The assembly code is actually buggy in the "if" case (this was how one could find out that there was a difference between GCC 9, where the "if" case was selected, and GCC 10, where the "else" case was selected), but I doubt that GCC is aware about this bug:

  https://sympa.inria.fr/sympa/arc/mpfr/2020-06/msg00052.html
  https://sympa.inria.fr/sympa/arc/mpfr/2020-06/msg00059.html

I suppose that the general goal of this test using __builtin_constant_p is to have faster assembly code when some value is known at compile time. So the intent (with the fixed assembly code[*]) is to have the same behavior, but have faster code if possible.
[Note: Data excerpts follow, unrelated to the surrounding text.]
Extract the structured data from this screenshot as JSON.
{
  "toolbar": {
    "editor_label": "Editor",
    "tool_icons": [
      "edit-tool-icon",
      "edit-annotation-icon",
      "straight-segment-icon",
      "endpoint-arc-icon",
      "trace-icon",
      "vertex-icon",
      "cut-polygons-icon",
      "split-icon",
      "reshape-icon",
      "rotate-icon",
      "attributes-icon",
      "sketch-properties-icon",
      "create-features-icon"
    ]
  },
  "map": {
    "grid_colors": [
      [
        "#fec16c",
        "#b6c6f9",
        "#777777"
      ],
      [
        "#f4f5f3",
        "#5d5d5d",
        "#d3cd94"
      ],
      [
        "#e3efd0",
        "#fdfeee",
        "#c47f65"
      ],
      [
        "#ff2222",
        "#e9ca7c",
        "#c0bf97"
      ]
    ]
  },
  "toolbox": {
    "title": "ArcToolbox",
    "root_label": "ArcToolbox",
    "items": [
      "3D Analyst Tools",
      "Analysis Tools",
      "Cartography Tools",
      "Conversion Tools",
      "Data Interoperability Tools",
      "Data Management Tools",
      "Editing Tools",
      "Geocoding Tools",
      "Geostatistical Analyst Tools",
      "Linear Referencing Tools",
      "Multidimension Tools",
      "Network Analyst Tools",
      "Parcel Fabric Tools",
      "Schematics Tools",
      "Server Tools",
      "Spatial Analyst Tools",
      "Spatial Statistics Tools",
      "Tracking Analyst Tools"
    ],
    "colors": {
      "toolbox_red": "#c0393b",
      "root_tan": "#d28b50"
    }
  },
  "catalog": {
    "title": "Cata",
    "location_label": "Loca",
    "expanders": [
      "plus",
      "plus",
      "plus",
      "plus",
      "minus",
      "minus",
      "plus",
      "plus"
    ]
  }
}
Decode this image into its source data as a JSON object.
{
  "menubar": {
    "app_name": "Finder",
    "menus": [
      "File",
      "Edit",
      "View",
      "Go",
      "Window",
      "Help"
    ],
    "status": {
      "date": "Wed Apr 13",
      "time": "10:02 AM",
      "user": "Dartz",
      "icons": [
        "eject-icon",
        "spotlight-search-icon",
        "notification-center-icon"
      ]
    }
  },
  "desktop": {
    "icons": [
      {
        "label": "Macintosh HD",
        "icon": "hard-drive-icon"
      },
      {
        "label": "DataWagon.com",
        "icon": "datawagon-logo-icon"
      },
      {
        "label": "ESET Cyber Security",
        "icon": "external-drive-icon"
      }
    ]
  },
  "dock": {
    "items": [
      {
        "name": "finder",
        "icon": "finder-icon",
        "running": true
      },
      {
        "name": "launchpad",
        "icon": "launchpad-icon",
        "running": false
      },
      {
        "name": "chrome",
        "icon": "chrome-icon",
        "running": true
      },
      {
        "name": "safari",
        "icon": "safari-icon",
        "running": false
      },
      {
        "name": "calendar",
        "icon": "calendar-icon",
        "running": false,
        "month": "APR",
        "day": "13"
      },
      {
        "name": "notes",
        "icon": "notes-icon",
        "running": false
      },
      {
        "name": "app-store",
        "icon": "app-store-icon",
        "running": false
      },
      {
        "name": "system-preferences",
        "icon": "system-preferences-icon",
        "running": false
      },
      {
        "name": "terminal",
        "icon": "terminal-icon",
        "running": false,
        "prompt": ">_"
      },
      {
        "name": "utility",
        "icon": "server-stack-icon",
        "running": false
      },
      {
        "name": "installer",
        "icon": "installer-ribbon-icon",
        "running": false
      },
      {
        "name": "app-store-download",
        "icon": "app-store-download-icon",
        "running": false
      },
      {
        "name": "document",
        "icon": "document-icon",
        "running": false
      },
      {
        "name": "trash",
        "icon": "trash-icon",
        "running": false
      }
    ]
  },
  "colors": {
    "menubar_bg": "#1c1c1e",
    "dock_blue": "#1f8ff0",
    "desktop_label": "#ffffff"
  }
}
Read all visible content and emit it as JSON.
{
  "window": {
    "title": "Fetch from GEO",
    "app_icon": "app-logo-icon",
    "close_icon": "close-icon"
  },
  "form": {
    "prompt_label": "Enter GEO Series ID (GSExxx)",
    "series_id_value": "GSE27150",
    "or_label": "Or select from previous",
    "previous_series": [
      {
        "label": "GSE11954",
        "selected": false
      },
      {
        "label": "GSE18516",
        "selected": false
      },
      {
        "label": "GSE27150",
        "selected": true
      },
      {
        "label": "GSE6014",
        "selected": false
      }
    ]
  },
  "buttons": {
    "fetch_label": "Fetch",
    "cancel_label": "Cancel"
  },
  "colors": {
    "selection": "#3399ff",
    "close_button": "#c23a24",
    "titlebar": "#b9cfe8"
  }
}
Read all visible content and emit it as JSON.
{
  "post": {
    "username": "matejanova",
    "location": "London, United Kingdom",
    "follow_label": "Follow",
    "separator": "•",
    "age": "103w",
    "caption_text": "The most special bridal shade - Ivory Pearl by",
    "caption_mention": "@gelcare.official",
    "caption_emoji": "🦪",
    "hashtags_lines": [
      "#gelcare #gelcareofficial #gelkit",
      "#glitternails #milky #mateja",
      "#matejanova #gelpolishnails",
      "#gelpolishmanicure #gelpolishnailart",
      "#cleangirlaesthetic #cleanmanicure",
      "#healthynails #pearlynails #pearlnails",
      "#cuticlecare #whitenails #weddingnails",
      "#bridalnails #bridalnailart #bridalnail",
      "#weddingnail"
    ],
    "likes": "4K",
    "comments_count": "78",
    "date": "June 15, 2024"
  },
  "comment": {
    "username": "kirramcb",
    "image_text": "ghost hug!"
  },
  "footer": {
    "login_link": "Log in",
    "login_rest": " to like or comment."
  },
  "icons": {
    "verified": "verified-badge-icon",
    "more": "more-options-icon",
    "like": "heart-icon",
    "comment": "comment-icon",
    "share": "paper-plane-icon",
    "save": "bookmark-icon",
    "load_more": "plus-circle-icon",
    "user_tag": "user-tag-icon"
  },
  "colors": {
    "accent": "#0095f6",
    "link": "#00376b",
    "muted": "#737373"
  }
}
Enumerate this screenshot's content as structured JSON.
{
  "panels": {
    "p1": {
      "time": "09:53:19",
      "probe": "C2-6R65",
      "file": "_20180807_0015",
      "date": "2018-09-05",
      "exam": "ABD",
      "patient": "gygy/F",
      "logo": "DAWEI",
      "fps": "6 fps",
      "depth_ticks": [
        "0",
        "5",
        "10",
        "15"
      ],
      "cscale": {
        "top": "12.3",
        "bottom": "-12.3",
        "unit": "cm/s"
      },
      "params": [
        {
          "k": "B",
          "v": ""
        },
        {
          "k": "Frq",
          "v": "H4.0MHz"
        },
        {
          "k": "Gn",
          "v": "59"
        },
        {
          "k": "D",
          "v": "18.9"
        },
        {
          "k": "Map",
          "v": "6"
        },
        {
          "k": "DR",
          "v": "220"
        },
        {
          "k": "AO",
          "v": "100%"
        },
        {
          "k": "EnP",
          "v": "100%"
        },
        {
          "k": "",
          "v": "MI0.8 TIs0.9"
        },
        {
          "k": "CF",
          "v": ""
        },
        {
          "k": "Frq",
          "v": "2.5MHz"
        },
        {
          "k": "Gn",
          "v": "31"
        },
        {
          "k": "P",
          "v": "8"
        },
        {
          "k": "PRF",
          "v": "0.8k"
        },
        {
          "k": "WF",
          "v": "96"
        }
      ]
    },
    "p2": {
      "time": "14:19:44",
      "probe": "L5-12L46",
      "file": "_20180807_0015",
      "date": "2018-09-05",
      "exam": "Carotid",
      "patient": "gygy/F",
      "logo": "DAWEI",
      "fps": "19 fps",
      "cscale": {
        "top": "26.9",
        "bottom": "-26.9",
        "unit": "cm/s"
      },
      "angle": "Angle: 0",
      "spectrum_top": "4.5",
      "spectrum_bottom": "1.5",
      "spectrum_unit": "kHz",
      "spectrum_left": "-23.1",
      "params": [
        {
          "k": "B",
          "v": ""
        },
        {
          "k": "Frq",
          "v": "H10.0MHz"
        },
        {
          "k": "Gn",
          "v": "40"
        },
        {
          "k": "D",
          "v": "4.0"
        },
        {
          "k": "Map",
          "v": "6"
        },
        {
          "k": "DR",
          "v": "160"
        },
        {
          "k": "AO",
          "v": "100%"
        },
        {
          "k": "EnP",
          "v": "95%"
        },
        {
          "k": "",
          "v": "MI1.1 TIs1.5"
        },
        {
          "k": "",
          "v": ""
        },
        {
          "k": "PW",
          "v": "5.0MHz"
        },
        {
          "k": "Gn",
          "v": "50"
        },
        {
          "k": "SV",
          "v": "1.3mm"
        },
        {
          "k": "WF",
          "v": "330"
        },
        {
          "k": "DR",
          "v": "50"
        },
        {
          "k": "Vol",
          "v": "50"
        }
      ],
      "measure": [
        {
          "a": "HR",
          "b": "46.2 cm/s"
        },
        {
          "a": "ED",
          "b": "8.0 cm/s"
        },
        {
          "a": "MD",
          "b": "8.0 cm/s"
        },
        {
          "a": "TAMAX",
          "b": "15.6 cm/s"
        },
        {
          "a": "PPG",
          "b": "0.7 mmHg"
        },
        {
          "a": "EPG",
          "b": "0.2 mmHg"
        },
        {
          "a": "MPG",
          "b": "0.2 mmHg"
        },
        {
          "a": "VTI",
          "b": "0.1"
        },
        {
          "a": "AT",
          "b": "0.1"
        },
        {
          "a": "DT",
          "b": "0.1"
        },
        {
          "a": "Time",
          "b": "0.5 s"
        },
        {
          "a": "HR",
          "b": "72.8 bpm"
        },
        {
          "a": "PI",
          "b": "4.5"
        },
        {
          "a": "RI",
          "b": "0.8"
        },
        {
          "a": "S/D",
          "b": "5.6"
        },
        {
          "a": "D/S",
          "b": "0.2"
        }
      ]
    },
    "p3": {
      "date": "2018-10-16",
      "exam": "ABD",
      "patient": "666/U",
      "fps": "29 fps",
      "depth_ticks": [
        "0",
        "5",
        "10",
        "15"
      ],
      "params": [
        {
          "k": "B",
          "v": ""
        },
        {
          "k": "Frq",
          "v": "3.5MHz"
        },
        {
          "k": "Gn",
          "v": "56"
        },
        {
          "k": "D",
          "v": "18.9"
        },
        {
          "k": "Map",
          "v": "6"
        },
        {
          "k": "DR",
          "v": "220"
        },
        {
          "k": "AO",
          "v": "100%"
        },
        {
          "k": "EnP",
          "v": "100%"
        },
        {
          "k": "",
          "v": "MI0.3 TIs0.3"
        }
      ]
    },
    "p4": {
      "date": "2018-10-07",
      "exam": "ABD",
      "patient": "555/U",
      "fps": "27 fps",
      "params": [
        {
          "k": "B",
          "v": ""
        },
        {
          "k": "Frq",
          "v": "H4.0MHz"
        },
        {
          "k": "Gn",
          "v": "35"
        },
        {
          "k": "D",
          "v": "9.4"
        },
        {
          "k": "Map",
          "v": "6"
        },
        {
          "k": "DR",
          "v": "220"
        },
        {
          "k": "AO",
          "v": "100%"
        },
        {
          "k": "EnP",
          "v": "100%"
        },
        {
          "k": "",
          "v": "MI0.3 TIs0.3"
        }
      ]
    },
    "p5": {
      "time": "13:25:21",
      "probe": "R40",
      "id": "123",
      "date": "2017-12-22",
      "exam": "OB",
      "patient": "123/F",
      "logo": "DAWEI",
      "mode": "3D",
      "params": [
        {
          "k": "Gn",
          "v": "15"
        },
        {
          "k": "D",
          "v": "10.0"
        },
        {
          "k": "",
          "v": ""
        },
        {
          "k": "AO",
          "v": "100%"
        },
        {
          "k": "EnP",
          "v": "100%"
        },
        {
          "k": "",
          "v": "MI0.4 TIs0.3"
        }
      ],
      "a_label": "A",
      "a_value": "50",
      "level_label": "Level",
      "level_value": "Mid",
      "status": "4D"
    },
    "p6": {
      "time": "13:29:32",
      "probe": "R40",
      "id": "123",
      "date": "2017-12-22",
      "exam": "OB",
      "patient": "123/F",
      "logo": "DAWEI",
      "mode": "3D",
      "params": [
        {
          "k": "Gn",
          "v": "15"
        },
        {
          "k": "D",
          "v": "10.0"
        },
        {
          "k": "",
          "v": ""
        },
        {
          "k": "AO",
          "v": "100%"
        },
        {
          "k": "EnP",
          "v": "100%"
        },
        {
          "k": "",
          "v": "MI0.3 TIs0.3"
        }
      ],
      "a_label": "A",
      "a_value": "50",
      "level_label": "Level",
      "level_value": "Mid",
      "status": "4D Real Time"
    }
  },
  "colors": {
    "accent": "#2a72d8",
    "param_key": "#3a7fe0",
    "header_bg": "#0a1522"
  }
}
This is what we got with GCC 9, but this is no longer the case with GCC 10.

[*] https://gmplib.org/list-archives/gmp-bugs/2020-June/004807.html
Comment 9 Jakub Jelinek 2020-06-17 11:51:58 UTC
Created attachment 48749 [details]
gcc11-pr95699.patch

Untested patch to improve the minmax optimization.
Comment 10 CVS Commits 2020-06-18 10:13:05 UTC
The master branch has been updated by Jakub Jelinek <jakub@gcc.gnu.org>:

https://gcc.gnu.org/g:2e0f4a18bc978c73624dd016e4cce229c2809c9c

commit r11-1504-g2e0f4a18bc978c73624dd016e4cce229c2809c9c
Author: Jakub Jelinek <jakub@redhat.com>
Date:   Thu Jun 18 12:11:09 2020 +0200

    phiopt: Improve minmax optimization [PR95699]
    
    As discussed in the PR, the
    x < 0x80000000U to (int) x >= 0
    optimization stands in the way of minmax_replacement optimization,
    so for comparisons with most of the constants it works well, but when the
    above mentioned optimization triggers, it is unable to do it.
    The match.pd (cond (cmp (convert? x) c1) (op x c2) c3) -> (op (minmax x c1) c2)
    optimization is able to look through that and this patch
    teaches minmax_replacement about it too.
    
    2020-06-18  Jakub Jelinek  <jakub@redhat.com>
    
            PR tree-optimization/95699
            * tree-ssa-phiopt.c (minmax_replacement): Treat (signed int)x < 0
            as x > INT_MAX and (signed int)x >= 0 as x <= INT_MAX.  Move variable
            declarations to the statements that set them where possible.
    
            * gcc.dg/tree-ssa/pr95699.c: New test.